Ecoutez nos défaites. Fallait du cran pour s'attaquer à pareille matière et un sacré talent pour nous la rendre aussi subjuguante. C'est comme une mêlée de rugby ce roman pour moi. de loin c'est un peu le bordel! En s'approchant à petit pas, peut être encore un peu, mais on y voit plus claire, son coeur est bien protégé. Chacun est à sa place, sait quelle part lui revient pour faire avancer l'ensemble, on dose l'effort, on retient son envie de capituler, on fait confiance à celui qui tient la vision globale. Pour ainsi dire, je dois avouer que tout se confond assez facilement dans ma tête pendant ma lecture, et puis tout s'emmêle, se modèle, prend forme et se déforme et c'est une déroute qui donne à réfléchir : et sur le sens de nos défaites, matière du roman, et sur le travail d'auteur,
Laurent Gaudé toujours aussi ingénieux, pas un autre que lui pour manier l'art pareillement!
Écoutez nos défaites sonne comme une plasmodie, les échos du titre en fin de récit closent en beauté l'histoire de chacun, reliant la boucle de la victoire inatteignable, la victoire qui n'en sera jamais une de par son essence, des combat perpétuels qui n'offrent aucune paix même aux vainqueurs, pas de gloire, fatalistes défaites.

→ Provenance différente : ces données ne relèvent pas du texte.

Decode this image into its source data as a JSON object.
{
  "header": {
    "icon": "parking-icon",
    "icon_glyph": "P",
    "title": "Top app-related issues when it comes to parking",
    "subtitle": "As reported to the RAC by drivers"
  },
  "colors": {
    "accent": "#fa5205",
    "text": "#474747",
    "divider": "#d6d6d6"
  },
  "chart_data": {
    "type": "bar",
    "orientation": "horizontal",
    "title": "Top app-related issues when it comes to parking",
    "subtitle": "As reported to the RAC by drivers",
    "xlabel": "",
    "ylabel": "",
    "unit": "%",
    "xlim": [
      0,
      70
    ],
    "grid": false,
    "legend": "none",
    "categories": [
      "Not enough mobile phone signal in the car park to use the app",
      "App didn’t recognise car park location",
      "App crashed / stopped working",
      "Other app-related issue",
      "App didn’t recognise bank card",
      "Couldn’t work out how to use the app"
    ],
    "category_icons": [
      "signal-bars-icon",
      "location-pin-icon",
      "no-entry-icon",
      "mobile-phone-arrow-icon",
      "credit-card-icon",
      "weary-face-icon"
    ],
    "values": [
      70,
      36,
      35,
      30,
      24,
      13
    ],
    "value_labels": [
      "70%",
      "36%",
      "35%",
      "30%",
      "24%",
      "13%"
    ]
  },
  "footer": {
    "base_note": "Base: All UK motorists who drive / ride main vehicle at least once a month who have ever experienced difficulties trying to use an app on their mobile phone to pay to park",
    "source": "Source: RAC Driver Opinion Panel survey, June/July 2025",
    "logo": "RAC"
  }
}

On ressent bien l'installation de la fureur des combats, puis les conjonctures, les rebondissements, les destins, les chaos, les folies, les fatalités qui laissent fatigues et abattements s'installer, prendre corps et âmes jusqu'au déclin, jusqu'à la mort.
Il est très bien fait ce récit, il résonne et donne donc à réfléchir très large, sur des plans d'histoire très lointains mais aussi très à notre portée (à la volée : historiquement les romains, géographiquement le moyens orient, émotionnellement le cancer, professionnellement les métiers qui prennent et perdre du sens…) homme, femme, grand roi des rois, homme de main, brutes, usurpateurs, pions des coups d'états, homme sans identité (cf le bureau des légendes) vraiment ça ramène large large pour ouvrir notre conscience sur la défaite, ceux qui plient, ceux qui luttent, ceux qui monnayent, ceux qui résistent, ceux qui s'épuisent. Pour nous montrer à voir que tout s'amenuise et se défait. Plus ou moins dans la douleur ou la résiliation.
La mémoire des lieux qui gardent (vallée de combats sanglants) la mémoire des objets saccagés (pillages musées et mosoles, archéologues)
Plus je referme ce livre plus je me dis que
Laurent Gaudé a levé le niveau très large mais aussi très haut, abyssale et si bien construit, intelligent dans le chaos des récits qui se croisent et se rejoignent au fil des chapitres qu'on s'y perd, combien de fois j'ai été baladé d'une bribe à l'autre avec peine à me ressaisir, comme pourrait l'être finalement le combat. Les choses nous échappent et reprennent tout leur sens plus loin, avec plus de hauteur.
Pour finir, faire confiance à l'auteur. Ce roman contre toute attente, rend un bel hommage aux paix qui n'arriveront jamais.
Laurent Gaudé, mon préféré, ma valeur sûre pour un plongeon singulier. Et cette couverture encore. Toujours magnifique.